VIII. — LA TENURE DE COLON.

A côté des tenures serviles et des tenures d’affranchis, il y eut, peut-être en plus grand nombre, les tenures de colons. La situation de l’homme libre cultivant le sol d’autrui a plusieurs fois changé dans la société romaine. Le fermage par contrat avait pris autrefois la place du précaire. Par une nouvelle évolution, le colonat prît la place du fermage. Le colon du IVe siècle est, le plus souvent, le descendant de l’ancien fermier. Le nom est le même. La langue a successivement appelé du même terme de « colon, » d’abord le cultivateur qui était un fermier libre, puis le cultivateur qui était enchaîné au sol. Ce n’est pas que les peuples soient convenus, quelque jour, de changer le sens du mot ; les mots sont ce qu’on change le moins dans une société. C’est l’homme qui, en gardant son nom, s’est transformé.
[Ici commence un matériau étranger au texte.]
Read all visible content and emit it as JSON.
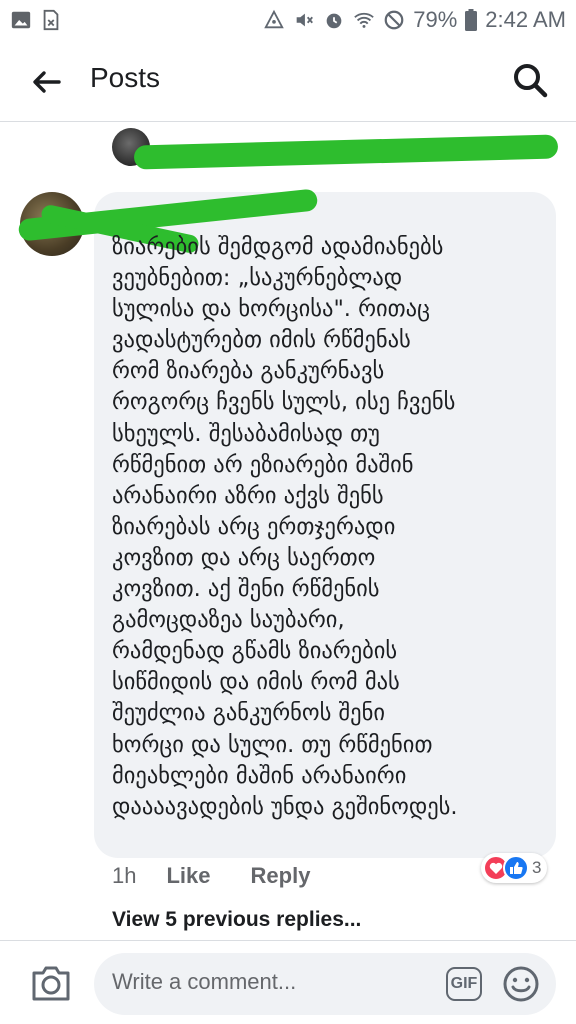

Il avait été libre de quitter la terre ; il a cessé de l’être ; mais on lui a laissé sa dénomination de « colon, » et ce mot ancien s’est appliqué à une situation nouvelle. D’ailleurs, cette transformation de l’homme ne s’est pas faite par une loi. Elle n’a pas été édictée par un gouvernement. On chercherait en vain une telle loi dans les codes romains ; quant au gouvernement impérial, il n’eut jamais ni la volonté ni la force d’opérer une pareille révolution, qui, d’ailleurs, si l’on y réfléchit un peu, ne pouvait lui être utile en rien. Le changement du fermier en colon a été graduel, insensible, longtemps invisible. Il ne s’est pas opéré par masses, mais par individus. Il s’est accompli sur une série de personnes et de familles avant d’apparaître dans la société. Le terrain de cette révolution a été l’intérieur de chaque domaine rural.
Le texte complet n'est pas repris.